How the Holidays (Like Everything Else) Are Different for Retailers This Year
The Spanish poet Antonio Machado famously wrote, “We make the road by walking.” Little did we know at the start of 2020, how well his words would describe this year for retailers. Merchants have had to get flexible and innovative like never before, and now we’re diving into the busiest season of the year: the holidays. Just like the past several months, the final sprint of 2020 will break away from the traditional routines of business. This is sure to be a different holiday shopping season, so let’s help you prepare for it now.

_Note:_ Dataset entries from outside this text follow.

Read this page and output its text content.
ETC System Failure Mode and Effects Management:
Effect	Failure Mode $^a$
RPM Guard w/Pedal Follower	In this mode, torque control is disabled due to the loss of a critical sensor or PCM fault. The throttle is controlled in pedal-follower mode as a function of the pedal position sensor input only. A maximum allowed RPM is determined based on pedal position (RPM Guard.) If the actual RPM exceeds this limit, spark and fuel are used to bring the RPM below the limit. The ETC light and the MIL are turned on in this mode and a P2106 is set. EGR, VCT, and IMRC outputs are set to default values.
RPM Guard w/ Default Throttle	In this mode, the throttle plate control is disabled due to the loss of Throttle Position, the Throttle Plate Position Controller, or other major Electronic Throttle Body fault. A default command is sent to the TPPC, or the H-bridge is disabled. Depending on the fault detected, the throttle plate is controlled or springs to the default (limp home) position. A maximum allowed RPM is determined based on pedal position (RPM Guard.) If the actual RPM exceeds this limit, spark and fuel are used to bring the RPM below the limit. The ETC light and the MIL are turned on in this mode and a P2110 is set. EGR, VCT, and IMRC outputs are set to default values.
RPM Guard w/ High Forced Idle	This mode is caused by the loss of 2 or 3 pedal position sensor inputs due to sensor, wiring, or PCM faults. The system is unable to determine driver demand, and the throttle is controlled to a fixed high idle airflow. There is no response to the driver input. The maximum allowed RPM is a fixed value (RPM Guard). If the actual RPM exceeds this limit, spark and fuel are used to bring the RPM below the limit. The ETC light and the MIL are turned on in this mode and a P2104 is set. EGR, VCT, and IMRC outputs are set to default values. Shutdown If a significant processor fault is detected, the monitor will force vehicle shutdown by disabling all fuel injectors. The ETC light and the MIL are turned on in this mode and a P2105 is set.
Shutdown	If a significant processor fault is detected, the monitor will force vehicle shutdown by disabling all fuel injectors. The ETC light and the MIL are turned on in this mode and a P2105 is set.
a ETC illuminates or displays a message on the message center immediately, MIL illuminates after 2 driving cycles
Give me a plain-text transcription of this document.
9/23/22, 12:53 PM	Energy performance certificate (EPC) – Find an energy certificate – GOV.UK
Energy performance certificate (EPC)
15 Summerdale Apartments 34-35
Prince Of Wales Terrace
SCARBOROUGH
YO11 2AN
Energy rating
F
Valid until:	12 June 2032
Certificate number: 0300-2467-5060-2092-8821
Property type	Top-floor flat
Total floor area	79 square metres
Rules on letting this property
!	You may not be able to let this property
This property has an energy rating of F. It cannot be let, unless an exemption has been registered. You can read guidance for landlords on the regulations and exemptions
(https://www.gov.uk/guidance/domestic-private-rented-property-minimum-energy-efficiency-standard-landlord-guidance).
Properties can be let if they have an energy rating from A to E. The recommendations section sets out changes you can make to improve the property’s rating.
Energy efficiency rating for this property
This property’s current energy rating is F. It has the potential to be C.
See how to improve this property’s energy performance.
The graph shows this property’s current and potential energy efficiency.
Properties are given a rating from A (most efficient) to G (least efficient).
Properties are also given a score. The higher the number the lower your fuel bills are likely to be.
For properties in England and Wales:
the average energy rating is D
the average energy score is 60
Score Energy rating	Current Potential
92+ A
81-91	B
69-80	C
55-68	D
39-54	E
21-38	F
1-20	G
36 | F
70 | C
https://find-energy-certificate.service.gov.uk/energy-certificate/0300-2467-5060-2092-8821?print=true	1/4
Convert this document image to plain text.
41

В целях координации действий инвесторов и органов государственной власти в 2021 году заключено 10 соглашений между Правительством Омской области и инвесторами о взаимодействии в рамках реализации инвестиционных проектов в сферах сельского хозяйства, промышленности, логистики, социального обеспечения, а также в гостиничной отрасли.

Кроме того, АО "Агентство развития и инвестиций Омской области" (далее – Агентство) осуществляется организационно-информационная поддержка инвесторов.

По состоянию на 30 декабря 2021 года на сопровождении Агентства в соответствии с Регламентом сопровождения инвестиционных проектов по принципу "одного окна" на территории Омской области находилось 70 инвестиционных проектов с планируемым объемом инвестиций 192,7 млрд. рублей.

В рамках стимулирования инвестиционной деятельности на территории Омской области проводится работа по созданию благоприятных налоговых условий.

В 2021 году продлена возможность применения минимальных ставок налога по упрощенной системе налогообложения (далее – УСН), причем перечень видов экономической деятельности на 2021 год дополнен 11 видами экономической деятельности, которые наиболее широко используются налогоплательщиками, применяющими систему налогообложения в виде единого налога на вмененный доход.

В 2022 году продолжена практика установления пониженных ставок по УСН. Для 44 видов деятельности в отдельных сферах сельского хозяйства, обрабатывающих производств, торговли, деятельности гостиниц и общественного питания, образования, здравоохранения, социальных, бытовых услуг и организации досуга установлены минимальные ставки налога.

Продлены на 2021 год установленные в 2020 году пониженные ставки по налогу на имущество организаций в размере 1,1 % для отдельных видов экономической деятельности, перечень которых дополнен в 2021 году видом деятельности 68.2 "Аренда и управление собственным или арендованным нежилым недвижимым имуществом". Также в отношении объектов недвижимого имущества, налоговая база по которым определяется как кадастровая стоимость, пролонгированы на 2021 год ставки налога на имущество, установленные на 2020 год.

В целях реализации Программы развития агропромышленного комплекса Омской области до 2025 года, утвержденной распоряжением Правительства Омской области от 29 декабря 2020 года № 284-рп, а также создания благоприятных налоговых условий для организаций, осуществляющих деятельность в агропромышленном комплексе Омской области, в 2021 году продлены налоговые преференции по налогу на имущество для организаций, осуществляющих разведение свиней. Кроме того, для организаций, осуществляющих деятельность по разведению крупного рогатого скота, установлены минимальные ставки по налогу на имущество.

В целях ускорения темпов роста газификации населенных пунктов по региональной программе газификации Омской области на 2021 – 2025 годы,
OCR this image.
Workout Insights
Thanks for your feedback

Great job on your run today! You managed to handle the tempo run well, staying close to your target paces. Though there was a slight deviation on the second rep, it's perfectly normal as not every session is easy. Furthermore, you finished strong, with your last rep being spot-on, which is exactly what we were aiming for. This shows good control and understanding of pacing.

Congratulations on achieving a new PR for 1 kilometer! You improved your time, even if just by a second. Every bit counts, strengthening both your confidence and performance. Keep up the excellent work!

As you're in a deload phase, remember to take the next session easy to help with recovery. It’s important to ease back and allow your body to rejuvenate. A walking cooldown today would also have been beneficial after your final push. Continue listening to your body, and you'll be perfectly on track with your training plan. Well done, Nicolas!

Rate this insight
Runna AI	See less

1) The Holiday Shopping Season Has Already Started
The biggest change to the holiday season is that it’s been extended – by a lot.
Consider this: As of Election Day, November 3rd, 2020, millions of Americans already voted. Across the nation, states saw record turnout for early voting. Given that customers, like voters, want to stay healthy during a pandemic, retailers need to plan on early shopping. Traditionally, Black Friday/Cyber Monday (BFCM) was the official kickoff of the holiday season. But like everything else in 2020, this year is different.
Take Bombas, the popular sock company, for example. As of the last week in October, they are promoting holiday gift guides on their site landing page. (They’re also encouraging a discount for people to buy earlier – more on this in a bit.)
Keep in mind that many shoppers won’t be as inclined as usual to do last-minute shopping. They probably won’t dash into a physical store on Christmas Eve this year. As a result, a lot of people are making their holiday gift plans now. Once retailers acknowledge this, it sets new plans in motion for both the marketing and operations sides of your business.
2) For Operations: Build Extra Room into Your Shipping Schedule
One of the main reasons retailers need to plan for an early holiday season is to accommodate shipping needs. As ecommerce has surged this year, shipping companies have struggled to meet the new level of demand. Stores have already been communicating shipping delays to customers for some time now. The holiday season is typically the busiest shopping season of the year, and this year, it’s crucial to fold the possibility of longer shipping times into your delivery calendar. In the words of the New York Times, merchants need to plan for ‘Shipageddon.’
Additionally, as reported in Retail Dive, “A recent forecast by Salesforce predicts the number of packages shipped via traditional mail providers will exceed capacity by 5% between the week before Cyber Week going through Boxing Day (Dec. 26).” If this prediction holds true, it means a lot of gifts will not arrive by a specific date within that window. Keep in mind, too, that UPS, FedEx, and the U.S. Postal Service all announced increased shipping fees during peak holiday times.
To ensure that you don’t disappoint your customers, the first step is to get very clear about the timing of your delivery process. Outline it – and then build some extra days into it. Also, set your customer expectations clearly. It’s one thing to tell people their gift will arrive in 7-10 days. It’s another thing entirely to say 7 days and have it arrive in 10 days. Generally-speaking, people can work with timeline variations, they just need to have accurate information upfront.
3) For Marketing: Incentivize Holiday Shoppers to Buy Now Rather Than Later
As noted, retailers have shipping challenges ahead. The best way to reduce stress on the shipping system is to spread out deliveries over as much time as possible. Now is the time to encourage visitors to buy from your store sooner rather than later.
For instance, perhaps you always have a big sales event in the first week of December. This is the year to move it back by two or three weeks. Also, for apparel retailers, think about offering marketing services like virtual styling several weeks before the holidays. For stores on Shopify Plus, there are many ways you can automate marketing incentives to your most loyal customer base. The bottom line: As much as retailers can distribute business over the weeks leading up to the holidays, the better off you’ll be.
Now let’s imagine that your customers are not adjusting their shopping behavior, and your online store experiences a surge of traffic in the week for Christmas. Rather than simply communicating that gifts will no longer be delivered in time for Christmas, consider offering an incentive for purchases that arrive at a later date. Everyone has had to get flexible in ways we never imagined during 2020. People may very well be receptive to sending a late gift, especially if the purchase comes with a discount.
Also retail experts predict there will be more “shopping for me” this holiday season, as people treat themselves to soften the blow of fewer gatherings and less travel. These purchases can likely be delivered on a longer timeline than other gifts.
The key thing to integrate into your business now is that the holidays are already here. We don’t say that to panic anyone; on the contrary, recognizing the elongated holiday season will save you from panic on Christmas Eve. Once retailers acknowledge that the timing of the holidays is different this year, you can plan your shipping and marketing strategies in this updated reality. Then you’re in a better position to maintain the tradition of the holidays as the top selling season of the year.